EU foreign policy chief Josep Borrell told a conference in Italy “the EU Council will have to take the decision that only the EU can take, because the sanctions regime, it’s a matter for the member states.”
“There are not very many positive signals that came from Turkey during these months — in Cyprus and on the drilling, the talks between Greece and Turkey have not been developing,” he said.
Turkey has been challenging Greece over maritime territory in the Eastern Mediterranean, repeatedly sending a gas exploration vessel into Greek waters.
Both countries are NATO members and the alliance has set up a “de-confliction mechanism” to help avoid accidental military clashes.


But a German-led diplomatic approach to Ankara has made little progress in resolving the underlying issues, and some EU members — notably France and Greece itself — are pushing for stronger action.

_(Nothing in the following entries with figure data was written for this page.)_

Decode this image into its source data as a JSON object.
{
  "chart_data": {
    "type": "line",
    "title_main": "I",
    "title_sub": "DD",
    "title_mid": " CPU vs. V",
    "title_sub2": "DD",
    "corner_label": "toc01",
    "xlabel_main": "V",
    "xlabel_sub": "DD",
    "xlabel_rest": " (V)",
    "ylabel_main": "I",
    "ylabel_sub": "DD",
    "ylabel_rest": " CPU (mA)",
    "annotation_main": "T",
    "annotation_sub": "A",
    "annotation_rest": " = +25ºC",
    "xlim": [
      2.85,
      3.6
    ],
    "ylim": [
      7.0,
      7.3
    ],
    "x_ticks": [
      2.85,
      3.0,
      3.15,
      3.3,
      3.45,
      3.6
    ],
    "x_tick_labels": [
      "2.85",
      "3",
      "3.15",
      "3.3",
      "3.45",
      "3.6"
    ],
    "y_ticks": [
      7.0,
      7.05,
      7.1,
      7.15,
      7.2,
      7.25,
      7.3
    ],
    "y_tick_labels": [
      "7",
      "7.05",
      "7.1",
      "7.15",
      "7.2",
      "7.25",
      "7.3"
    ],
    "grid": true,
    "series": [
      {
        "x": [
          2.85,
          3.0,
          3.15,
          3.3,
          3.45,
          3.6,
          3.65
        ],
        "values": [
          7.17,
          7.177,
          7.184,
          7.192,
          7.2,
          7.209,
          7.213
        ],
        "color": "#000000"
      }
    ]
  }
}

Other EU capitals are more cautious, some fearing an escalating stand-off could see Turkish president Recep Tayyip Erdogan’s government once again allow a wave of refugees to head for EU borders.
Michel, who will host the summit, expressed Europe’s frustration.
“In October, after a very dense and strategic high level exchange, we defined a very positive offer to Turkey, we extended our hands,” he told a news conference to mark his first year in office.
“But the condition to move in that area is that Turkey needs to stop unilateral provocations, hostile statements, and the non-respect of international principles and rules-based society.
“Well, since October, things have not been very positive,” Michel noted.
“Since that time, we’ve seen that there have been unilateral acts that have taken place, a hostile rhetoric has been expressed.”
Backed by Turkish navy frigates, the research vessel the Oruc Reis was first deployed in August and again in October to the waters off Kastellorizo island, in defiance of EU and US calls to stop.
It returned to port again in October, but may go back to the disputed zone while Ankara says that, with its long Mediterranean coastline, its claim to sovereign waters in the region is stronger than Greece’s, which is based on its ownership of tiny Kastellorizo.